MINEUR, UN TRAVAIL HARASSANT

La journée de travail du mineur commence très tôt. Il part de chez lui avec son briquet (sacoche repas). Arrivé à la mine, il s’équipe dans la salle des pendus (pic, lampe, casque et tenue de travail). Le travail au fond se découpe en 3 corps de métiers : le mineur qui casse la roche, le bouteur qui dégage les débris, et le hiercheur qui achemine les minéraux. Les conditions de travail sont exténuantes : chaleur, horaires de travail, salaire de misère, un rythme élevé, et des risques de mort permanents. Les femmes aussi travaillent à la mine, elles trient les minéraux remontés à la surface, et s’occupent de l’inventaire des lampes.

Au XIXe siècle, le travail du mineur est une tâche laborieuse et extrêmement dangereuse réalisée par des paysans non exercés dont les seuls outils sont la pelle et la pioche. Les progrès de fabrication, de traitement de l’acier et les nouvelles études sur l’exploitation des mines permettent l’apparition de nouveaux outils comme les masses, coins,… qui permettent de mieux exploiter la roche. L’extraction minière a également pu évoluer par l’apparition des premiers outils mécaniques et électriques qui viennent supplanter à des techniques plus rudimentaires. Les mineurs voient ainsi le taux d’accident diminuer bien que le danger reste omniprésent.

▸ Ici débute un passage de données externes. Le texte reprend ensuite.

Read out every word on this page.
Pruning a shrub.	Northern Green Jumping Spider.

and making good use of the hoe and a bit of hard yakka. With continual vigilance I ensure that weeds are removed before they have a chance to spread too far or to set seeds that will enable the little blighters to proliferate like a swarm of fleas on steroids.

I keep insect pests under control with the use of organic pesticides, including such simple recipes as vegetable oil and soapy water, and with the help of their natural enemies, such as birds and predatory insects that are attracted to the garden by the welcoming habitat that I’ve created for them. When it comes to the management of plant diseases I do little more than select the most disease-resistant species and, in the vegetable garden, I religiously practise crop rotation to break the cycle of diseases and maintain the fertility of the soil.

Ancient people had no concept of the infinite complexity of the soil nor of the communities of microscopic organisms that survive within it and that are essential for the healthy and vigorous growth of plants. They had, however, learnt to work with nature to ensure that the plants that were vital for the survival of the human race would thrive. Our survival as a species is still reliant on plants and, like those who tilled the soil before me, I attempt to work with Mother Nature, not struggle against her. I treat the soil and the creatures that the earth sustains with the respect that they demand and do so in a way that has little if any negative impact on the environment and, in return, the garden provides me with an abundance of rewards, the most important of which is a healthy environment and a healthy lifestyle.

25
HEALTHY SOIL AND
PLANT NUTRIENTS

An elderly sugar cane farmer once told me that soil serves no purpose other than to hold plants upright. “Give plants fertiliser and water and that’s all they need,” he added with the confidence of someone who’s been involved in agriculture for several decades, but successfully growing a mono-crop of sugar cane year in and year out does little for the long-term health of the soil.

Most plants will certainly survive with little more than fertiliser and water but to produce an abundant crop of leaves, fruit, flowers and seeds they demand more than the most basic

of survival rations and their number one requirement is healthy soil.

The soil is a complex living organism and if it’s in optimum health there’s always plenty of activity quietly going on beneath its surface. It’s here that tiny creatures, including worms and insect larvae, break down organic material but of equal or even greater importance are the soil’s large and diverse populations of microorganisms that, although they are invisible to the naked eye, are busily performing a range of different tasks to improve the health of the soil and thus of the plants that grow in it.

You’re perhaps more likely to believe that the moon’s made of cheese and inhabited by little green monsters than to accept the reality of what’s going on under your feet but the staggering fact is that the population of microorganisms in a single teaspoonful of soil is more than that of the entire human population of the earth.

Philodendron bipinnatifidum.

Avec les progrès techniques, les mineurs vivent un réel bouleversement dans leur mode de travail. L’utilisation d’explosifs agrandit les chantiers qui voient augmenter leurs rendements par la mise en place de chemins de fer dans la mine. Les gisements marquent le paysage avec de grandes haldes/puits, mais également de nouveaux engins comme des machines permettant le havage ou encore l’aération des mines. La mécanisation s’accroît ce qui transforme le travail du mineur. Le tri du charbon est fait de manière mécanique, l’éclairage électrique se généralise. L’arrivée des machines et le développement de l’ère industrielle permet la mise en place d’un nouveau rythme de travail à la chaîne ou chaque individu à sa place.

UNE LUTTE SYNDICALE

Malgré le bouleversement du système provoqué par l’obtention de droits (grève et syndicat), une crise explose dans les mines de Carmaux, en raison du licenciement de Jean-Baptiste Calvignac, élu le 15 Mai 1892 maire de Carmaux. Cet acte est vu comme un outrage au suffrage universel et aux droits d’expression de la classe ouvrière. Face à ce licenciement de la classe ouvrière, les mineurs agissent. C’est Calvignac et Jaurès qui galvanisent les mineurs, leur proposant une réaction plus pacifiste. Cette dernière entraîne une vague de grèves qui se déroule d’août à novembre 1892. Sur 3000 mineurs, 2350 participent à ce mouvement qui prône la lutte des classes. L’objectif n’est pas d’acquérir des droits, mais de réintégrer Jean-Baptiste Calvignac.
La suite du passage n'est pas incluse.